Anthropic’s Mythos Test Shows Why AI Cyber Defense Is Becoming Classified Work

An Anthropic Mythos test with U.S. intelligence agencies reportedly found vulnerabilities in highly sensitive government systems within hours. The episode sharpens the policy problem around frontier AI: the same models that can help defenders fix critical software can also compress the timeline for attackers.
Anthropic launch artwork used for coverage of Claude Fable and Mythos frontier AI models.
Image: Anthropic

An Anthropic AI model identified vulnerabilities in highly sensitive U.S. government computer systems during a controlled test with intelligence agencies, according to an Associated Press report published by Federal News Network. The model, Anthropic’s Mythos, found the flaws within hours, though the official who described the exercise stressed that identifying vulnerabilities was not the same as exploiting them.
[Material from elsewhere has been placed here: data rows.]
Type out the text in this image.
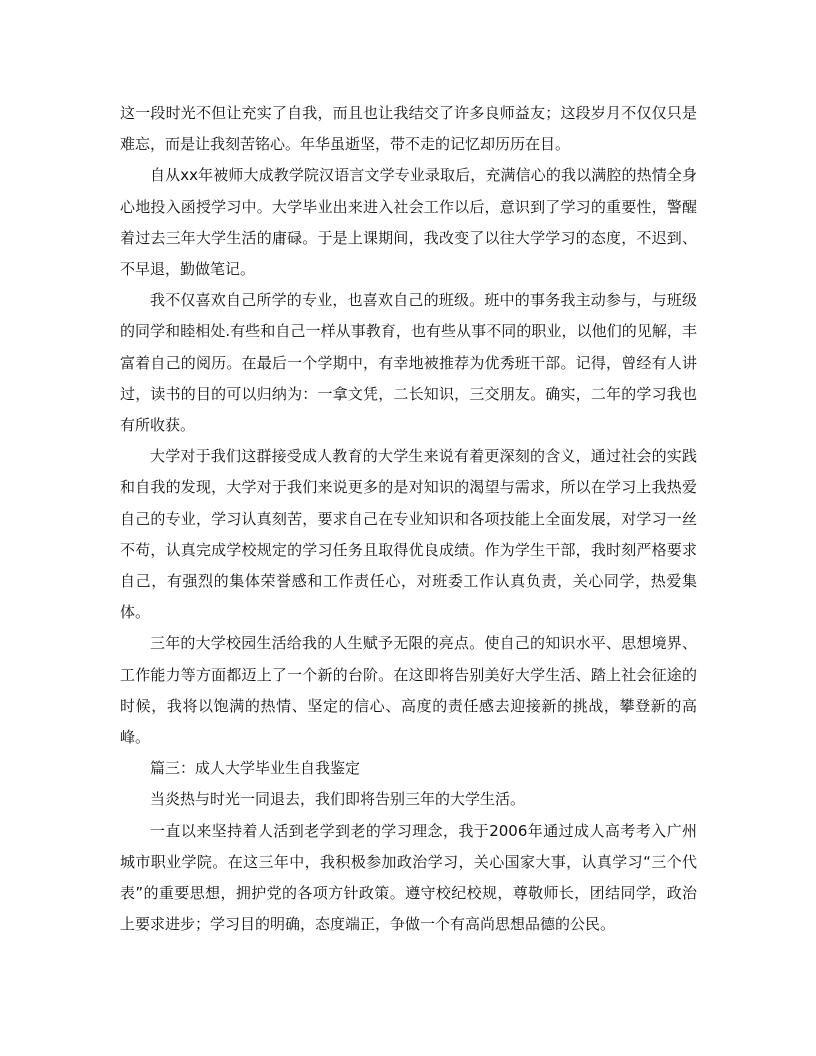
这一段时光不但让充实了自我，而且也让我结交了许多良师益友；这段岁月不仅仅只是难忘，而是让我刻苦铭心。年华虽逝坚，带不走的记忆却历历在目。

自从xx年被师大成教学院汉语言文学专业录取后，充满信心的我以满腔的热情全身心地投入函授学习中。大学毕业出来进入社会工作以后，意识到了学习的重要性，警醒着过去三年大学生活的庸碌。于是上课期间，我改变了以往大学学习的态度，不迟到、不早退，勤做笔记。

我不仅喜欢自己所学的专业，也喜欢自己的班级。班中的事务我主动参与，与班级的同学和睦相处.有些和自己一样从事教育，也有些从事不同的职业，以他们的见解，丰富着自己的阅历。在最后一个学期中，有幸地被推荐为优秀班干部。记得，曾经有人讲过，读书的目的可以归纳为：一拿文凭，二长知识，三交朋友。确实，二年的学习我也有所收获。

大学对于我们这群接受成人教育的大学生来说有着更深刻的含义，通过社会的实践和自我的发现，大学对于我们来说更多的是对知识的渴望与需求，所以在学习上我热爱自己的专业，学习认真刻苦，要求自己在专业知识和各项技能上全面发展，对学习一丝不苟，认真完成学校规定的学习任务且取得优良成绩。作为学生干部，我时刻严格要求自己，有强烈的集体荣誉感和工作责任心，对班委工作认真负责，关心同学，热爱集体。

三年的大学校园生活给我的人生赋予无限的亮点。使自己的知识水平、思想境界、工作能力等方面都迈上了一个新的台阶。在这即将告别美好大学生活、踏上社会征途的时候，我将以饱满的热情、坚定的信心、高度的责任感去迎接新的挑战，攀登新的高峰。

篇三：成人大学毕业生自我鉴定

当炎热与时光一同退去，我们即将告别三年的大学生活。

一直以来坚持着人活到老学到老的学习理念，我于2006年通过成人高考考入广州城市职业学院。在这三年中，我积极参加政治学习，关心国家大事，认真学习“三个代表”的重要思想，拥护党的各项方针政策。遵守校纪校规，尊敬师长，团结同学，政治上要求进步；学习目的明确，态度端正，争做一个有高尚思想品德的公民。
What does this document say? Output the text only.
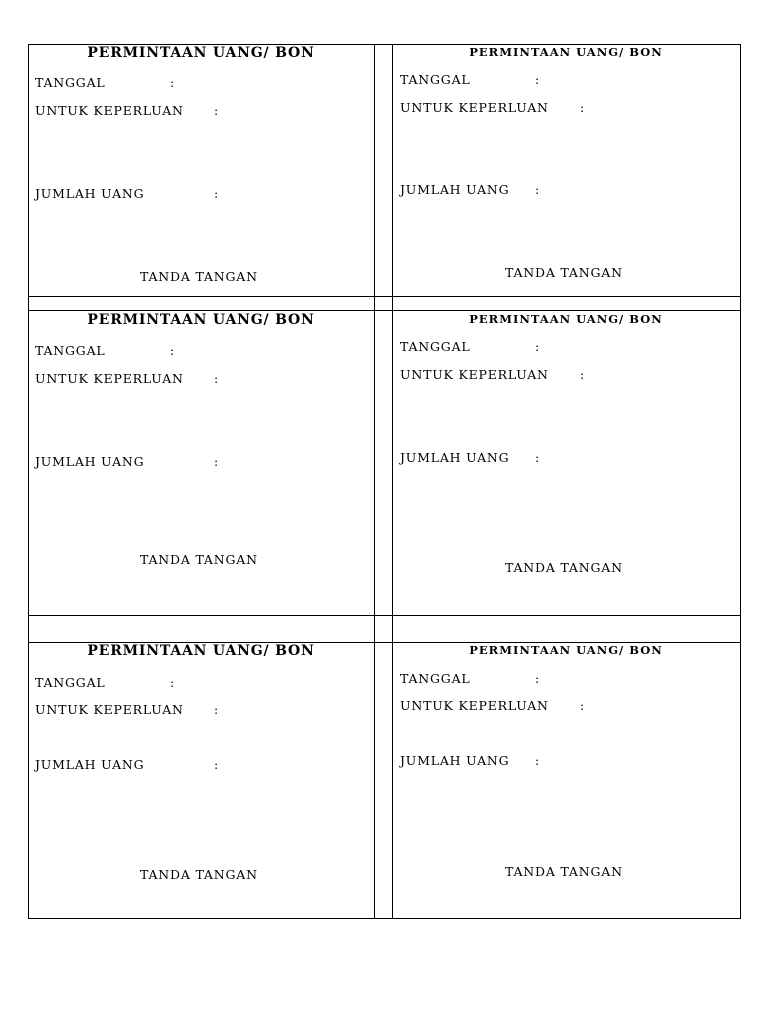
PERMINTAAN UANG/ BON
TANGGAL	:
UNTUK KEPERLUAN :
JUMLAH UANG	:
TANDA TANGAN
PERMINTAAN UANG/ BON
TANGGAL	:
UNTUK KEPERLUAN :
JUMLAH UANG :
TANDA TANGAN
PERMINTAAN UANG/ BON
TANGGAL	:
UNTUK KEPERLUAN :
JUMLAH UANG	:
TANDA TANGAN
PERMINTAAN UANG/ BON
TANGGAL	:
UNTUK KEPERLUAN :
JUMLAH UANG :
TANDA TANGAN
PERMINTAAN UANG/ BON
TANGGAL	:
UNTUK KEPERLUAN :
JUMLAH UANG	:
TANDA TANGAN
PERMINTAAN UANG/ BON
TANGGAL	:
UNTUK KEPERLUAN :
JUMLAH UANG :
TANDA TANGAN
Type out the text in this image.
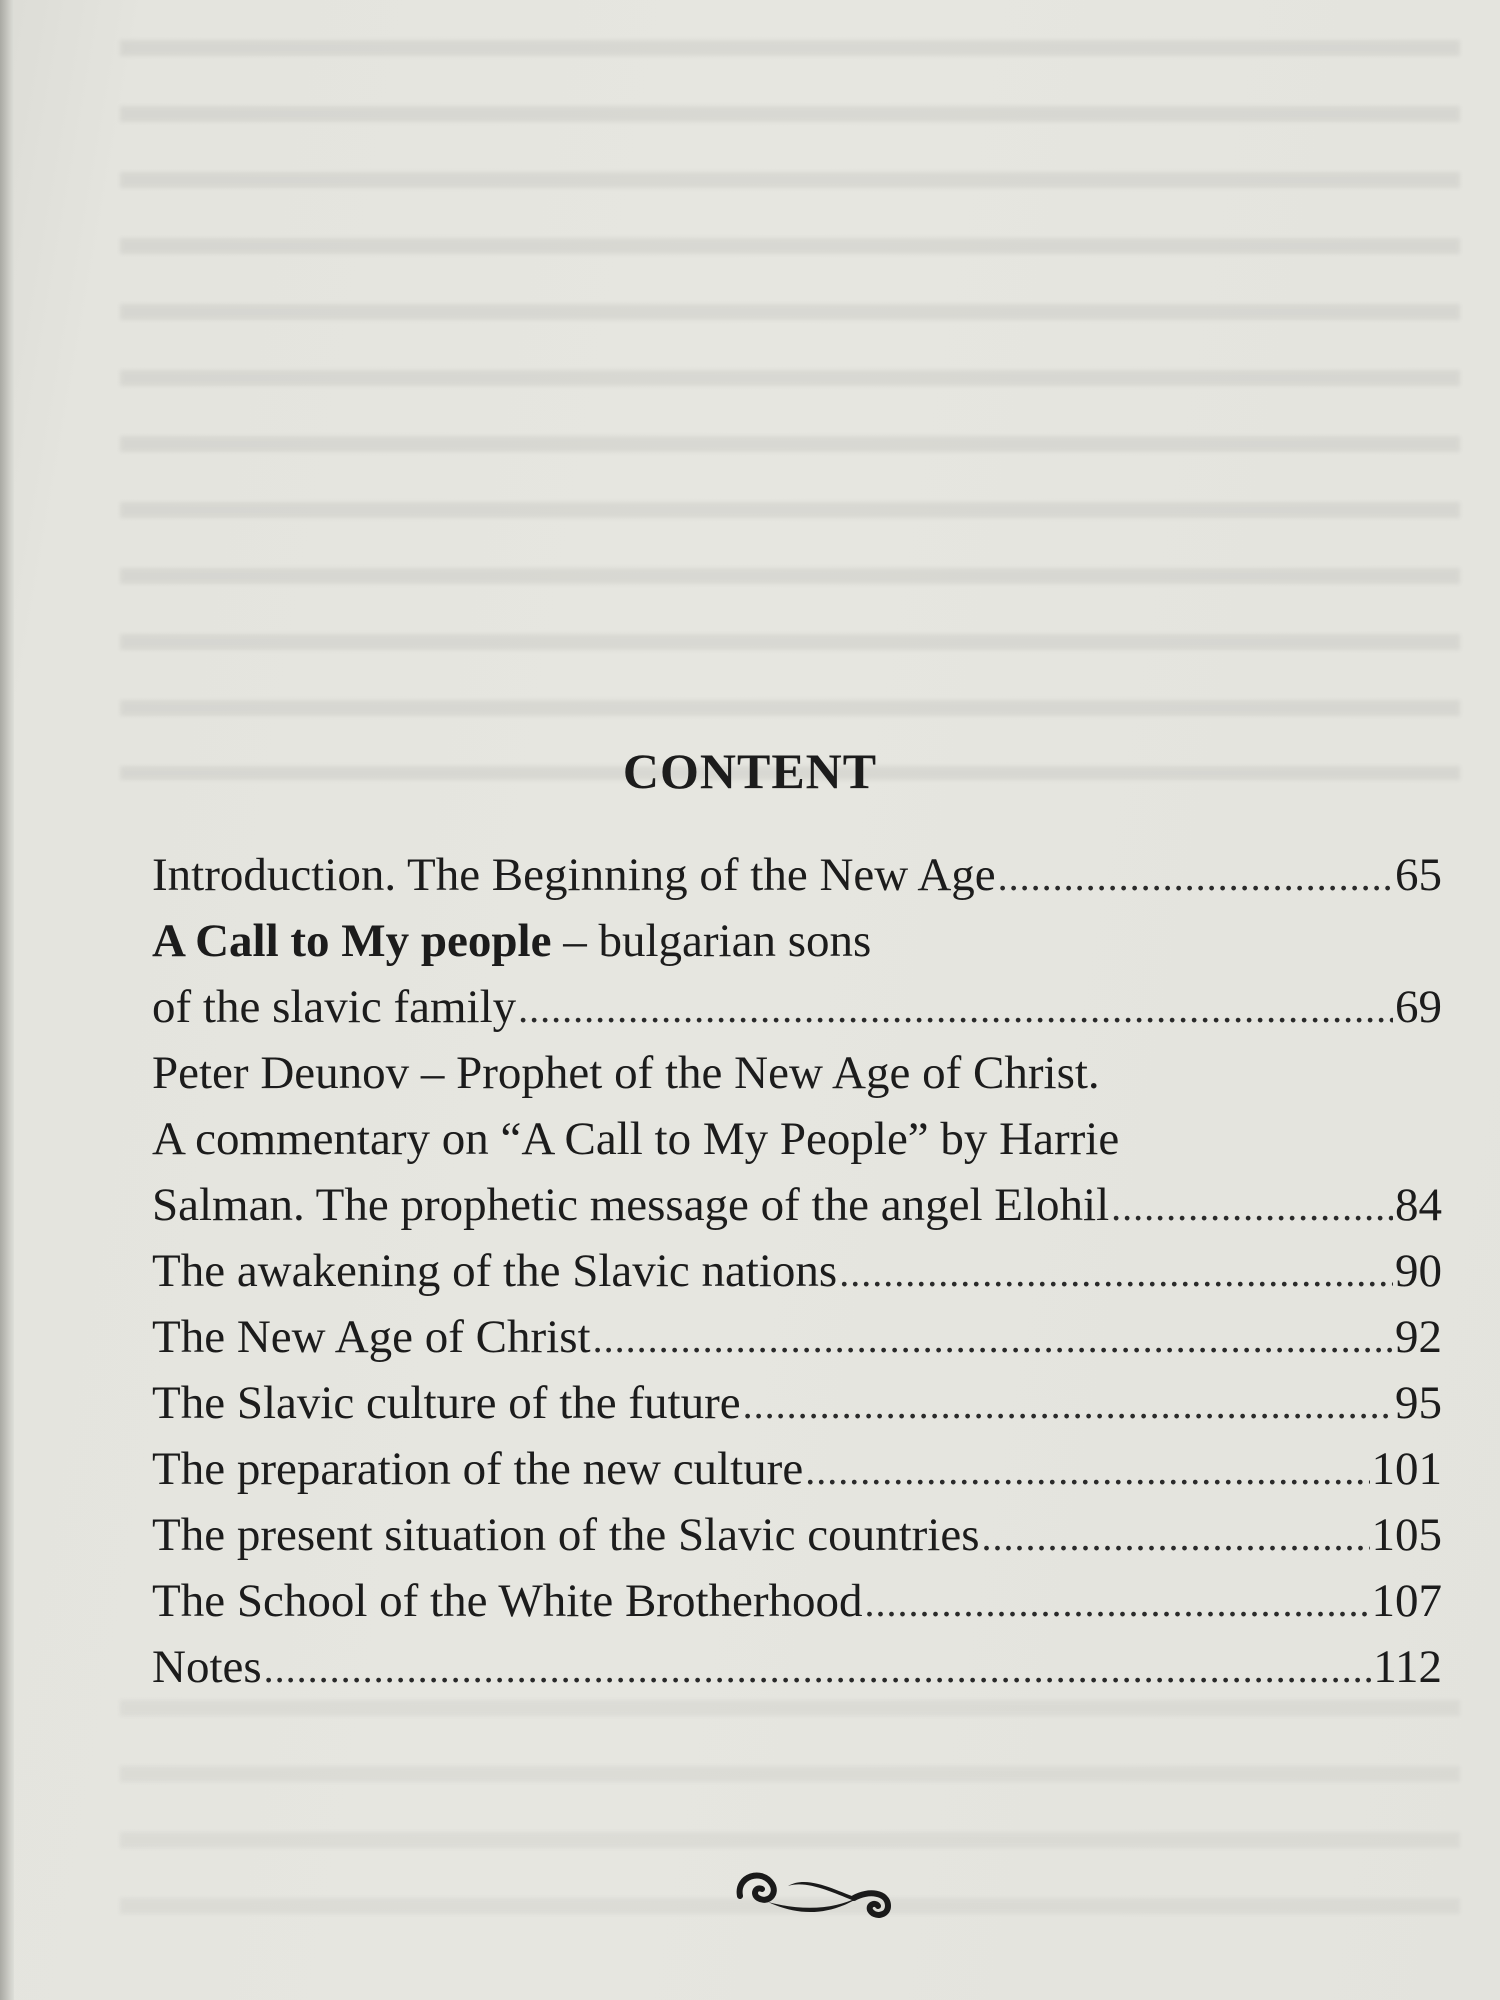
CONTENT
Introduction. The Beginning of the New Age .....	65
A Call to My people – bulgarian sons
of the slavic family .....	69
Peter Deunov – Prophet of the New Age of Christ.
A commentary on “A Call to My People” by Harrie
Salman. The prophetic message of the angel Elohil .....	84
The awakening of the Slavic nations .....	90
The New Age of Christ .....	92
The Slavic culture of the future .....	95
The preparation of the new culture .....	101
The present situation of the Slavic countries .....	105
The School of the White Brotherhood .....	107
Notes .....	112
The test gives a more concrete shape to the argument that has surrounded Anthropic’s restricted cyber-capable models for weeks. Washington is not just debating abstract AI risk. It is trying to decide who should get access to models that can accelerate vulnerability discovery inside sensitive networks, how those models should be supervised, and whether restricting them weakens defenders more than it slows adversaries.

What The Test Reportedly Found

The AP report says Anthropic worked with U.S. intelligence agencies under Project Glasswing, the company’s defensive-security initiative for using Claude Mythos Preview against critical software. A U.S. official, speaking anonymously because of the sensitivity of the matter, said Mythos identified vulnerabilities in secure government systems within hours. The National Security Agency and Anthropic declined to comment to the AP.

Sen. Mark Warner had alluded to the exercise during a June 11 Senate Banking Committee hearing, saying the tool “broke into almost all of our classified systems” in hours rather than weeks and attributing that account to Gen. Joshua Rudd, who leads the NSA and U.S. Cyber Command. That phrasing is dramatic, but the later AP account is narrower: the model identified flaws during an authorized test, and the report does not establish that Mythos autonomously carried out real-world exploitation across classified networks.

That distinction matters because it separates two different risks. One is discovery speed: a model that can rapidly find weak points in hardened systems changes the economics of vulnerability research. The other is operational autonomy: a model that can chain discovery, exploit development, access, persistence, and lateral movement would raise a different and more severe set of deployment questions. The public reporting supports the first concern clearly and points toward the second as a policy fear, not as a confirmed public fact from this test.

Why Project Glasswing Matters

Anthropic announced Project Glasswing in April with partners including AWS, Apple, Broadcom, Cisco, CrowdStrike, Google, JPMorgan Chase, the Linux Foundation, Microsoft, NVIDIA, and Palo Alto Networks. The company described Mythos Preview as an unreleased frontier model that had already found high-severity vulnerabilities in major operating systems, web browsers, and other important software. Anthropic committed up to $100 million in usage credits for the program and $4 million in donations to open-source security groups.

The technical point is not simply that Mythos can read code. Security teams already use static analysis, fuzzing, dependency scanners, and human review. The difference, according to companies testing these systems, is that cyber-focused frontier models can reason across several small flaws, write proof-of-concept code, and help determine whether a suspected bug is reachable enough to matter.

Cloudflare’s Project Glasswing write-up described Mythos Preview as a step change in exploit-chain construction and proof generation. The company said the model was more useful when placed inside a structured vulnerability-discovery harness rather than pointed at a repository as a generic coding agent. Its process split work into reconnaissance, narrow parallel hunts, validation, gap-filling, deduplication, reachability tracing, feedback, and structured reporting.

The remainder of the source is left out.